Die erste Zeile davon fliegt Dir um die Ohren, weil Test noch NULL ist. Du hast es nirgends erzeugt. Ein Objekt der Klasse 2 legst Du erst in der zweiten Zeile an, verwendest es dann aber nicht mehr. 
Also entweder instanzierst Du die Variable Test vorher und kannst dann die frame-Variable weg lassen, oder Du lässt den Code mit Test weg und arbeitest mit frame.

1. sähe ungefähr so aus:
public Klasse2 Test = new Klasse2();
// dies und das
//in der actionPerformed dann:
Test.setVariable(b);
Test.show(); // oder Test.setVisible(true); -- musst halt schauen
// Klasse2 frame = new Klasse2(); <-- das kann dann weg

2. sähe so aus:
// public Klasse2 Test; <-- nicht mehr nötig
//in der actionPerformed dann:
// Test.setVariable(b);  <-- nicht mehr nötig
Klasse2 frame = new Klasse2();
frame.setVariable(b);
frame.show(); // oder frame.setVisible(true), s.o.

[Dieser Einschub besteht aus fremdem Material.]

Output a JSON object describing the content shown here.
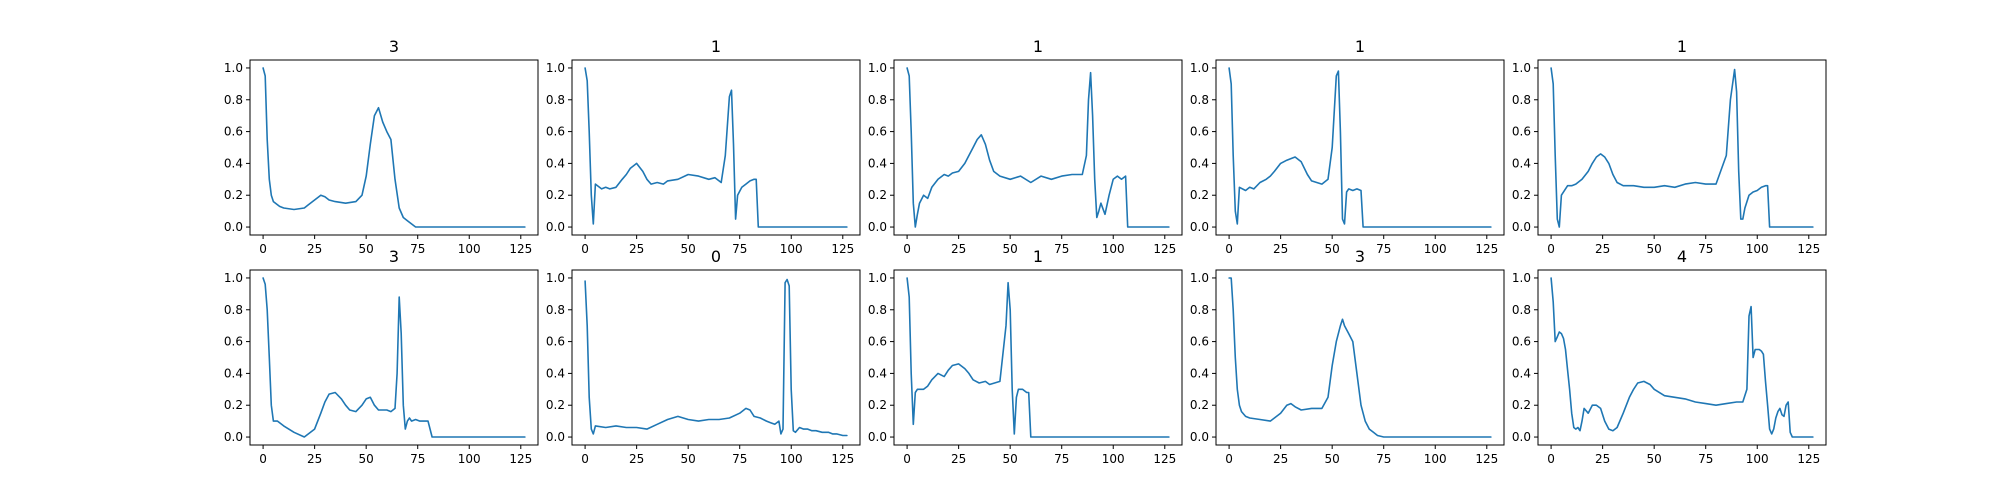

Im übrigen: Nur Klassennamen und Konstanten sollten mit einem Großbuchstaben beginnen - wobei Konstanten dann durchgehend in Großbuchstaben zu schreiben sind.


----------



## Apon (21. Februar 2005)

Hallo!

Hab' wohl doch noch was vergessen. Ich glaube folgender Code wird zur Fehlersuche auch noch benötigt. 
Denn die NullPoiterException verweißt hier noch auf die Zeile 08.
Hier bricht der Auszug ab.